Just a quick initial note to show a few things we have been looking at with NASA SPoRT LIS and some of the satellite imagery so far.
1) We have had a limited sample size so far this year, but we have been looking at integrating LIS volumetric soil moisture and relative soil moisture into the Dust Storm decision making process (both short fused warnings and our longer term new “Watch”-like product). Here is the 0-10cm Volumetric soil moisture image from Wednesday, coincident with a moderate outflow (up to 20 kts) that pushed northward from Pima county into Pinal County. Not a strong outflow, but one that can generate enough dust for reduced visibilities (likely not to warning levels).

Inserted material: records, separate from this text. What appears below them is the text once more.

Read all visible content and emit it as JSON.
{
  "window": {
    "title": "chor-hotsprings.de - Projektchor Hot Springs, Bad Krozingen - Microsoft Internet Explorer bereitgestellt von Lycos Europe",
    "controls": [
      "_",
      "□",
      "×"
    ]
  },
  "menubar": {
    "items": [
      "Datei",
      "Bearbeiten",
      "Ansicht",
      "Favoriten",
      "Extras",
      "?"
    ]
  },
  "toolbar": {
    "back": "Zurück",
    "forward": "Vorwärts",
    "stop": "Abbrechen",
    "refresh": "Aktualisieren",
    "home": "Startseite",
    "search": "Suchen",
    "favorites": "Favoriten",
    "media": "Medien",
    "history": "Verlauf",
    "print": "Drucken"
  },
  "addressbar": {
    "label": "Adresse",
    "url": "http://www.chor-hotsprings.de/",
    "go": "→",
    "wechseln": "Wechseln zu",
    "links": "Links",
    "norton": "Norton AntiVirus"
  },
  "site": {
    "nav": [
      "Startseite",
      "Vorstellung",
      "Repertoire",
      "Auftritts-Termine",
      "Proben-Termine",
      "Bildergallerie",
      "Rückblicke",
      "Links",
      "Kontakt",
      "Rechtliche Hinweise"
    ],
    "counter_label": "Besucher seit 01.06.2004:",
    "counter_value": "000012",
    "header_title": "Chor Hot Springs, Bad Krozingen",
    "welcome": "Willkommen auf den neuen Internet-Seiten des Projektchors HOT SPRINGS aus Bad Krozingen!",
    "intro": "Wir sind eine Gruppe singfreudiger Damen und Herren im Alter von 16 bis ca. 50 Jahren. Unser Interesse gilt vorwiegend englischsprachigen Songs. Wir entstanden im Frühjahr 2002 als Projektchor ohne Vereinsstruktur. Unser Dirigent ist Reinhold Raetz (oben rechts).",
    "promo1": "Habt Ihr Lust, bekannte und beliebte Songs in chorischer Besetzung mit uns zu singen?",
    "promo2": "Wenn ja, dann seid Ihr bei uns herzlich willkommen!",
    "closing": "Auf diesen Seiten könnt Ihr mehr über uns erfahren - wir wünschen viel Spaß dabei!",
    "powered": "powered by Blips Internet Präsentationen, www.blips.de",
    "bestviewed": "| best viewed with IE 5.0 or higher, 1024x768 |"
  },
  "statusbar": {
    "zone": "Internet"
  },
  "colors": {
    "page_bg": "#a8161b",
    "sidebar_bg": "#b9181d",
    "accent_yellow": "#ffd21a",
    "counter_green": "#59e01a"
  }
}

In this case, with percentages in the 18 to 21 percent range in the origin area and 12 to 14 percent in the path of the outflow, there were no indications whatsoever of reduced visibilities. We will be watching to see if the (relatively) elevated soil moisture in the origin area is any indication of limited potential and strength of blowing dust issues as the season progresses.
We are also trying to incorporate the more shallow volumetric and relative soil moisture levels into heightened awareness for flash flood threat areas daily. More on this later.
About 1.3″ from CIRA versus 22mm (0.86″) for the Tucson area. 12Z sounding showed 1.76″. Add afternoon mixing in there and 1.3″ worked much better. With our typically deep boundary layer and elevated subcloud layer, the individual lower layers of the LPW have also been useful to help determine the threat of dry vs. wet microburst activity with initial convective development.
We continue to evaluate the NESDIS QPE and Passive Microwave Rain Rate imagery. More on this later as well.